BACK in the first decade of the last century, an aspiring young girl sought an appointment with Edmund Gosse, and showed him some of her poems. After giving it a careful thought Gosse said a few kind words, but added at the end: "All your poetry, in the falsely English vein, should be put in the waste-paper basket. You have no doubt mastered the English language, but you should start writing about the mountains, the gardens, and the temples." The advice was well-taken and the young poet rose to become 'the nightingale of India': Sarojini Naidu.
The eldest daughter of a scientist-philosopher Aghornath Chattopadhyaya, Sarojini Naidu it appears inherited the gift of poetry from her mother, Barada Sundari, who was herself a poet. Her earliest poems can be seen in the archives of the National Library in Calcutta.
In 1895 she left for England for higher studies on a scholarship awarded by the Nizam of Hyderabad. There she studied at King's College, London, and then Girton College, and Cambridge University. About this time she fell in love with Govindarajulu Naidu, and married him despite stiff opposition to an alliance between a Brahmin and a non-Brahmin.
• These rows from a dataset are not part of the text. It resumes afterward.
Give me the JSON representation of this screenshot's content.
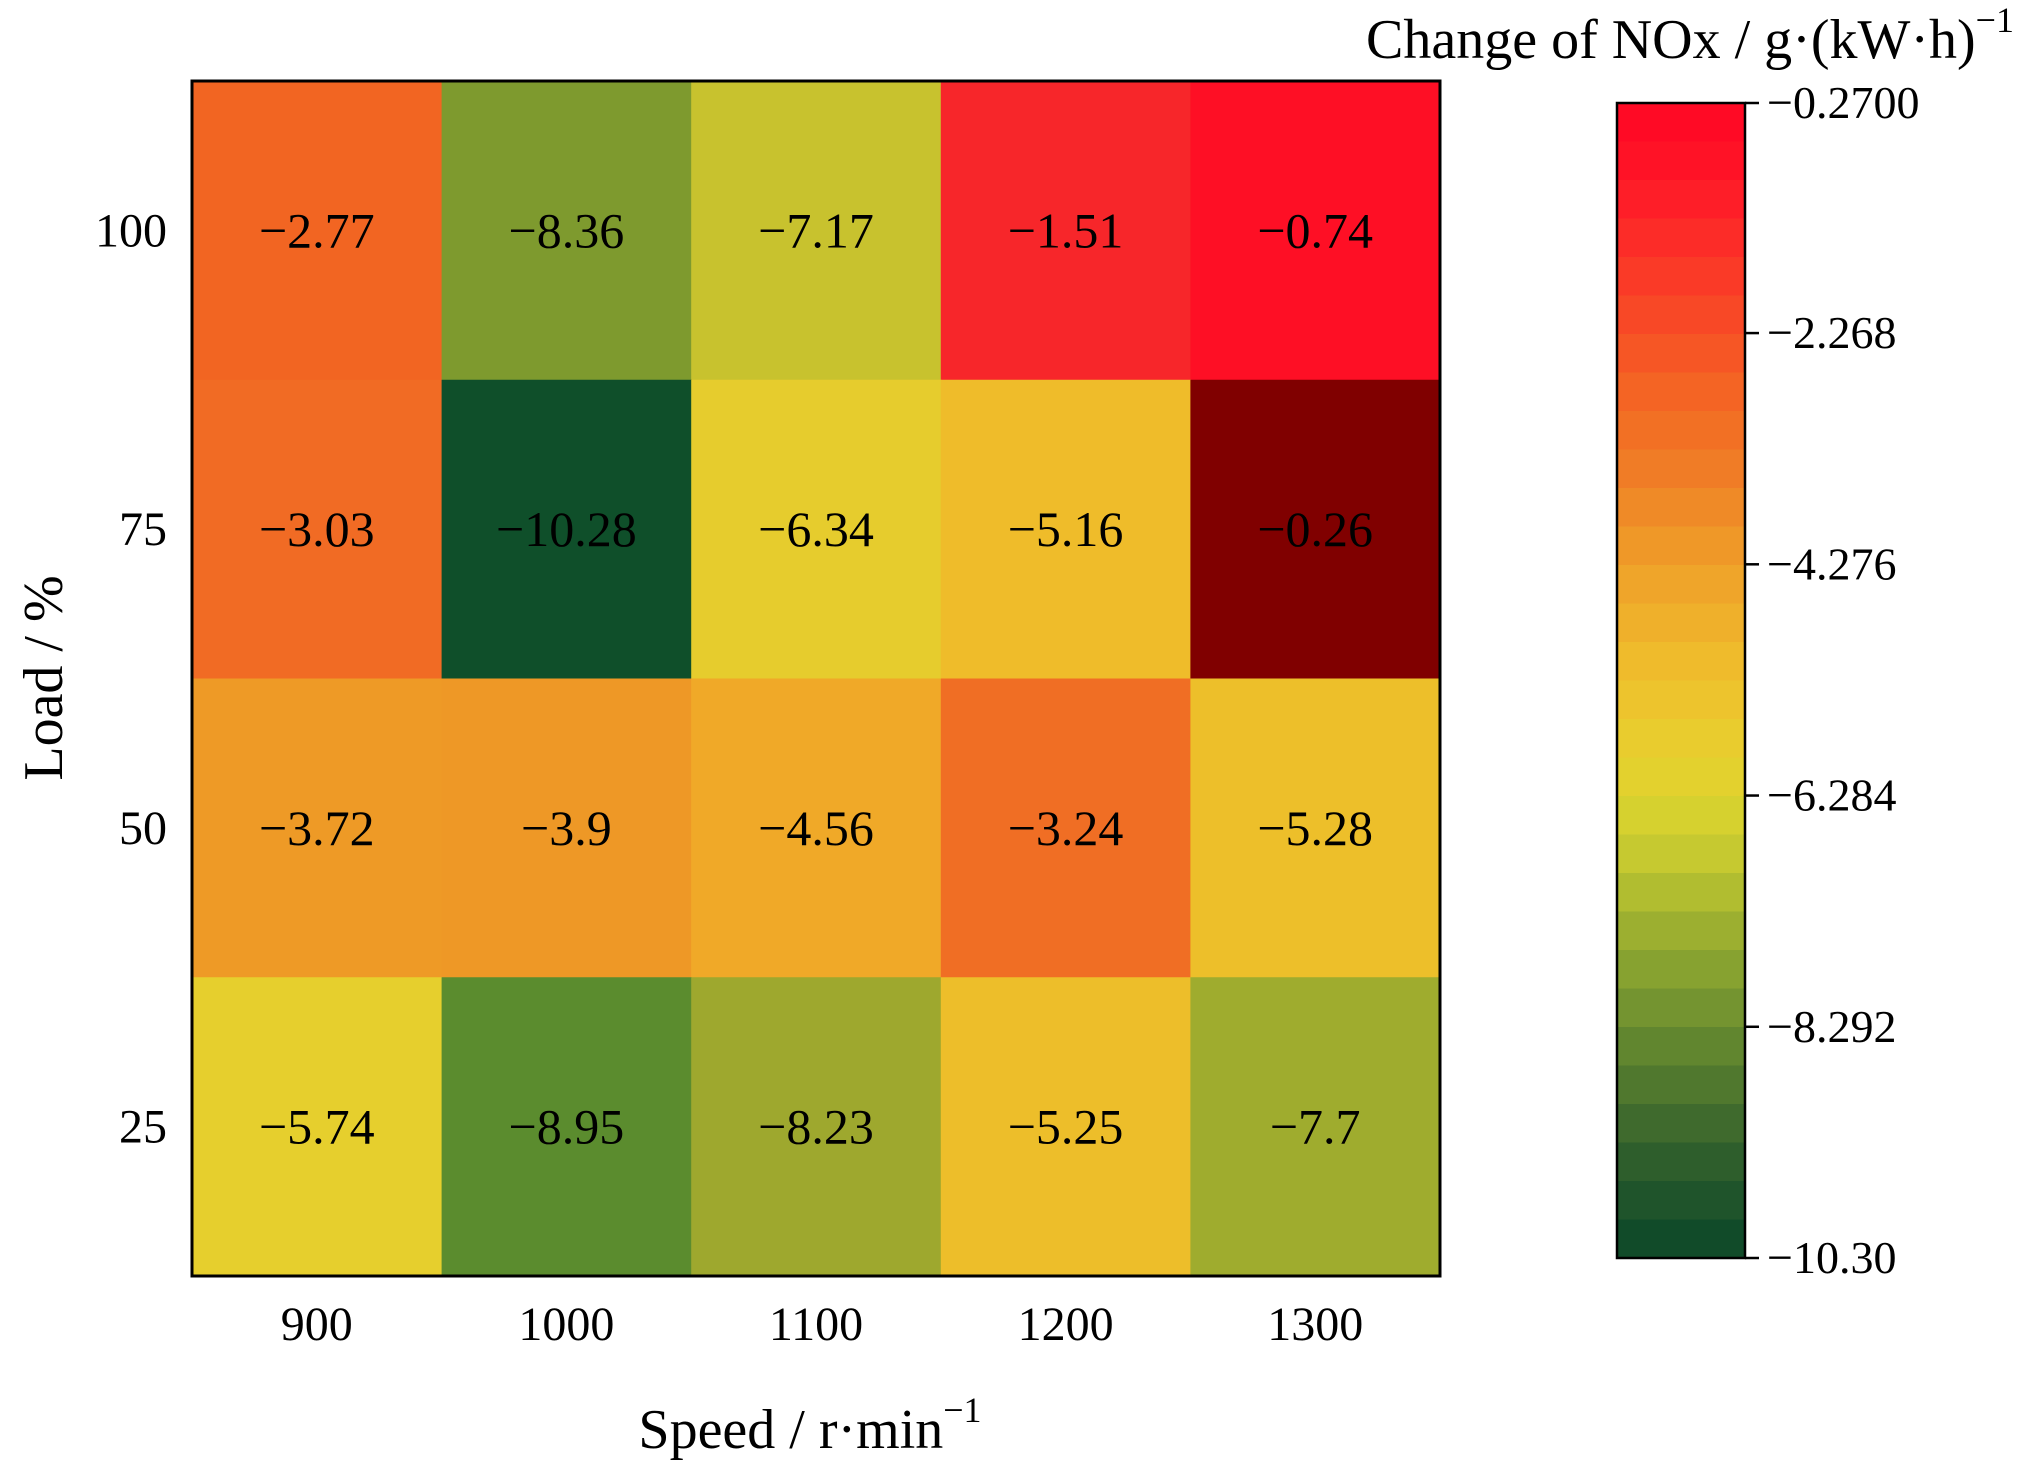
{
  "chart_data": {
    "type": "heatmap",
    "title": "",
    "xlabel": "Speed / r·min",
    "xlabel_sup": "−1",
    "ylabel": "Load / %",
    "x_categories": [
      "900",
      "1000",
      "1100",
      "1200",
      "1300"
    ],
    "y_categories": [
      "100",
      "75",
      "50",
      "25"
    ],
    "values": [
      [
        -2.77,
        -8.36,
        -7.17,
        -1.51,
        -0.74
      ],
      [
        -3.03,
        -10.28,
        -6.34,
        -5.16,
        -0.26
      ],
      [
        -3.72,
        -3.9,
        -4.56,
        -3.24,
        -5.28
      ],
      [
        -5.74,
        -8.95,
        -8.23,
        -5.25,
        -7.7
      ]
    ],
    "cell_labels": [
      [
        "−2.77",
        "−8.36",
        "−7.17",
        "−1.51",
        "−0.74"
      ],
      [
        "−3.03",
        "−10.28",
        "−6.34",
        "−5.16",
        "−0.26"
      ],
      [
        "−3.72",
        "−3.9",
        "−4.56",
        "−3.24",
        "−5.28"
      ],
      [
        "−5.74",
        "−8.95",
        "−8.23",
        "−5.25",
        "−7.7"
      ]
    ],
    "cell_colors": [
      [
        "#f26522",
        "#7e9a2e",
        "#c8c22e",
        "#f7262a",
        "#fe0f25"
      ],
      [
        "#f16b24",
        "#0f4f2a",
        "#e6cc2d",
        "#efbc2a",
        "#800000"
      ],
      [
        "#ee9a26",
        "#ee9826",
        "#f0a928",
        "#f06e24",
        "#edbf2a"
      ],
      [
        "#e6cf2d",
        "#5b8c2e",
        "#9ea82e",
        "#edbe2a",
        "#9fac2e"
      ]
    ],
    "colorbar": {
      "title": "Change of NOx / g·(kW·h)",
      "title_sup": "−1",
      "range": [
        -10.3,
        -0.27
      ],
      "tick_values": [
        -0.27,
        -2.268,
        -4.276,
        -6.284,
        -8.292,
        -10.3
      ],
      "tick_labels": [
        "−0.2700",
        "−2.268",
        "−4.276",
        "−6.284",
        "−8.292",
        "−10.30"
      ],
      "band_colors_top_to_bottom": [
        "#ff0a25",
        "#ff1226",
        "#fe1e28",
        "#fc2c28",
        "#fa3a27",
        "#f84826",
        "#f65625",
        "#f46424",
        "#f27024",
        "#f07c26",
        "#ef8a27",
        "#ef9828",
        "#efa52a",
        "#efb02b",
        "#efbb2c",
        "#edc42d",
        "#e9cc2e",
        "#e3d12e",
        "#d6d12f",
        "#c6c930",
        "#b1bd30",
        "#9caf30",
        "#87a230",
        "#749430",
        "#61862f",
        "#50782e",
        "#3f6a2d",
        "#2e5e2c",
        "#1f542b",
        "#114b29"
      ]
    }
  }
}
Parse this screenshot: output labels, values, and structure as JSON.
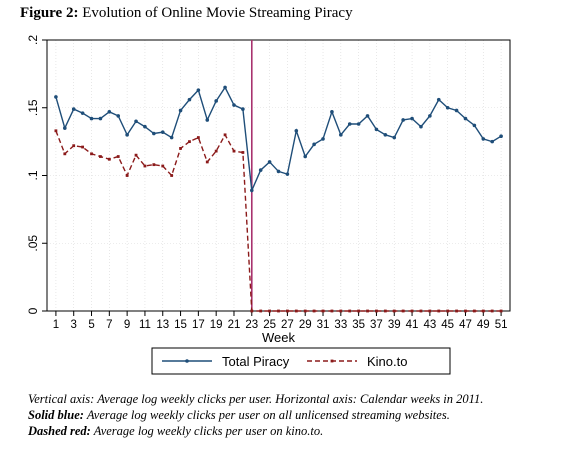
{
  "figure": {
    "label": "Figure 2:",
    "title": "Evolution of Online Movie Streaming Piracy"
  },
  "caption": {
    "line1": "Vertical axis: Average log weekly clicks per user. Horizontal axis: Calendar weeks in 2011.",
    "line2_label": "Solid blue:",
    "line2_text": "Average log weekly clicks per user on all unlicensed streaming websites.",
    "line3_label": "Dashed red:",
    "line3_text": "Average log weekly clicks per user on kino.to."
  },
  "colors": {
    "total_piracy": "#1f4e79",
    "kino": "#8b1a1a",
    "vline": "#a8326e",
    "grid": "#d8d8d8"
  },
  "chart_data": {
    "type": "line",
    "xlabel": "Week",
    "ylabel": "",
    "xlim": [
      0,
      52
    ],
    "ylim": [
      0,
      0.2
    ],
    "x_ticks": [
      1,
      3,
      5,
      7,
      9,
      11,
      13,
      15,
      17,
      19,
      21,
      23,
      25,
      27,
      29,
      31,
      33,
      35,
      37,
      39,
      41,
      43,
      45,
      47,
      49,
      51
    ],
    "y_ticks": [
      0,
      0.05,
      0.1,
      0.15,
      0.2
    ],
    "y_tick_labels": [
      "0",
      ".05",
      ".1",
      ".15",
      ".2"
    ],
    "vertical_line_x": 23,
    "grid": true,
    "legend_placement": "bottom",
    "x": [
      1,
      2,
      3,
      4,
      5,
      6,
      7,
      8,
      9,
      10,
      11,
      12,
      13,
      14,
      15,
      16,
      17,
      18,
      19,
      20,
      21,
      22,
      23,
      24,
      25,
      26,
      27,
      28,
      29,
      30,
      31,
      32,
      33,
      34,
      35,
      36,
      37,
      38,
      39,
      40,
      41,
      42,
      43,
      44,
      45,
      46,
      47,
      48,
      49,
      50,
      51
    ],
    "series": [
      {
        "name": "Total Piracy",
        "style": "solid",
        "values": [
          0.158,
          0.135,
          0.149,
          0.146,
          0.142,
          0.142,
          0.147,
          0.144,
          0.13,
          0.14,
          0.136,
          0.131,
          0.132,
          0.128,
          0.148,
          0.156,
          0.163,
          0.141,
          0.155,
          0.165,
          0.152,
          0.149,
          0.089,
          0.104,
          0.11,
          0.103,
          0.101,
          0.133,
          0.114,
          0.123,
          0.127,
          0.147,
          0.13,
          0.138,
          0.138,
          0.144,
          0.134,
          0.13,
          0.128,
          0.141,
          0.142,
          0.136,
          0.144,
          0.156,
          0.15,
          0.148,
          0.142,
          0.137,
          0.127,
          0.125,
          0.129
        ]
      },
      {
        "name": "Kino.to",
        "style": "dashed",
        "values": [
          0.133,
          0.116,
          0.122,
          0.121,
          0.116,
          0.114,
          0.112,
          0.114,
          0.1,
          0.115,
          0.107,
          0.108,
          0.107,
          0.1,
          0.12,
          0.125,
          0.128,
          0.11,
          0.118,
          0.13,
          0.118,
          0.117,
          0,
          0,
          0,
          0,
          0,
          0,
          0,
          0,
          0,
          0,
          0,
          0,
          0,
          0,
          0,
          0,
          0,
          0,
          0,
          0,
          0,
          0,
          0,
          0,
          0,
          0,
          0,
          0,
          0
        ]
      }
    ]
  }
}
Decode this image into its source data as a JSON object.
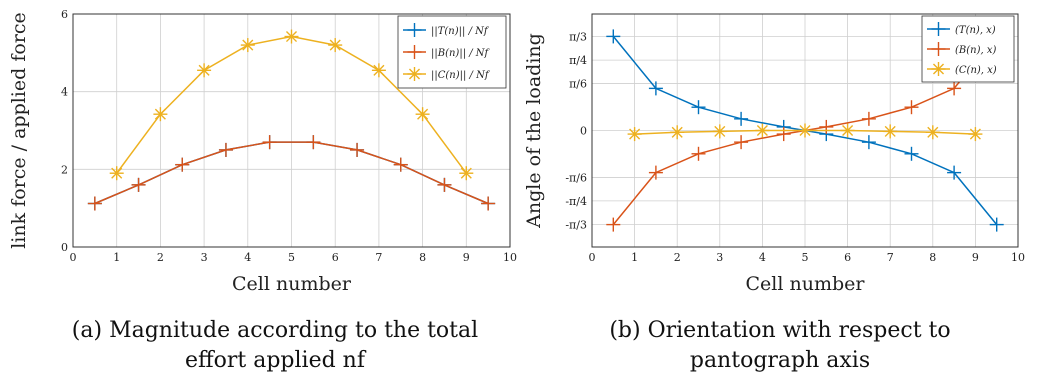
{
  "captions": {
    "a_line1": "(a) Magnitude according to the total",
    "a_line2": "effort applied nf",
    "b_line1": "(b) Orientation with respect to",
    "b_line2": "pantograph axis"
  },
  "colors": {
    "blue": "#0072BD",
    "red": "#D95319",
    "yellow": "#EDB120",
    "grid": "#cfcfcf"
  },
  "chart_data": [
    {
      "type": "line",
      "xlabel": "Cell number",
      "ylabel": "link force / applied force",
      "xlim": [
        0,
        10
      ],
      "ylim": [
        0,
        6
      ],
      "xticks": [
        "0",
        "1",
        "2",
        "3",
        "4",
        "5",
        "6",
        "7",
        "8",
        "9",
        "10"
      ],
      "yticks": [
        "0",
        "2",
        "4",
        "6"
      ],
      "grid": true,
      "legend_position": "top-right",
      "series": [
        {
          "name": "||T(n)|| / Nf",
          "color": "#0072BD",
          "marker": "plus",
          "x": [
            0.5,
            1.5,
            2.5,
            3.5,
            4.5,
            5.5,
            6.5,
            7.5,
            8.5,
            9.5
          ],
          "y": [
            1.12,
            1.6,
            2.12,
            2.5,
            2.7,
            2.7,
            2.5,
            2.12,
            1.6,
            1.12
          ]
        },
        {
          "name": "||B(n)|| / Nf",
          "color": "#D95319",
          "marker": "plus",
          "x": [
            0.5,
            1.5,
            2.5,
            3.5,
            4.5,
            5.5,
            6.5,
            7.5,
            8.5,
            9.5
          ],
          "y": [
            1.12,
            1.6,
            2.12,
            2.5,
            2.7,
            2.7,
            2.5,
            2.12,
            1.6,
            1.12
          ]
        },
        {
          "name": "||C(n)|| / Nf",
          "color": "#EDB120",
          "marker": "asterisk",
          "x": [
            1,
            2,
            3,
            4,
            5,
            6,
            7,
            8,
            9
          ],
          "y": [
            1.9,
            3.42,
            4.55,
            5.2,
            5.42,
            5.2,
            4.55,
            3.42,
            1.9
          ]
        }
      ]
    },
    {
      "type": "line",
      "xlabel": "Cell number",
      "ylabel": "Angle of the loading",
      "xlim": [
        0,
        10
      ],
      "ylim": [
        -1.3,
        1.3
      ],
      "xticks": [
        "0",
        "1",
        "2",
        "3",
        "4",
        "5",
        "6",
        "7",
        "8",
        "9",
        "10"
      ],
      "yticks": [
        {
          "value": 1.0472,
          "label": "π/3"
        },
        {
          "value": 0.7854,
          "label": "π/4"
        },
        {
          "value": 0.5236,
          "label": "π/6"
        },
        {
          "value": 0,
          "label": "0"
        },
        {
          "value": -0.5236,
          "label": "-π/6"
        },
        {
          "value": -0.7854,
          "label": "-π/4"
        },
        {
          "value": -1.0472,
          "label": "-π/3"
        }
      ],
      "grid": true,
      "legend_position": "top-right",
      "series": [
        {
          "name": "(T(n), x)",
          "color": "#0072BD",
          "marker": "plus",
          "x": [
            0.5,
            1.5,
            2.5,
            3.5,
            4.5,
            5.5,
            6.5,
            7.5,
            8.5,
            9.5
          ],
          "y": [
            1.05,
            0.47,
            0.26,
            0.13,
            0.04,
            -0.04,
            -0.13,
            -0.26,
            -0.47,
            -1.05
          ]
        },
        {
          "name": "(B(n), x)",
          "color": "#D95319",
          "marker": "plus",
          "x": [
            0.5,
            1.5,
            2.5,
            3.5,
            4.5,
            5.5,
            6.5,
            7.5,
            8.5,
            9.5
          ],
          "y": [
            -1.05,
            -0.47,
            -0.26,
            -0.13,
            -0.04,
            0.04,
            0.13,
            0.26,
            0.47,
            1.05
          ]
        },
        {
          "name": "(C(n), x)",
          "color": "#EDB120",
          "marker": "asterisk",
          "x": [
            1,
            2,
            3,
            4,
            5,
            6,
            7,
            8,
            9
          ],
          "y": [
            -0.04,
            -0.02,
            -0.01,
            0,
            0,
            0,
            -0.01,
            -0.02,
            -0.04
          ]
        }
      ]
    }
  ]
}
Sarojni's second volume of poetry, The Bird of Time, appeared in 1912.
But those were turbulent times, and the whole nation was in the grip of revolution. When Dr Annie Besant gave the clarion call of Independence, Sarojini Naidu gave up her literary career and joined politics 1917. Leaders like Gokhale, Tagore, Jinnah, C. P. Ramaswami Aiyer, Gandhi, and Nehru shaped her political thought.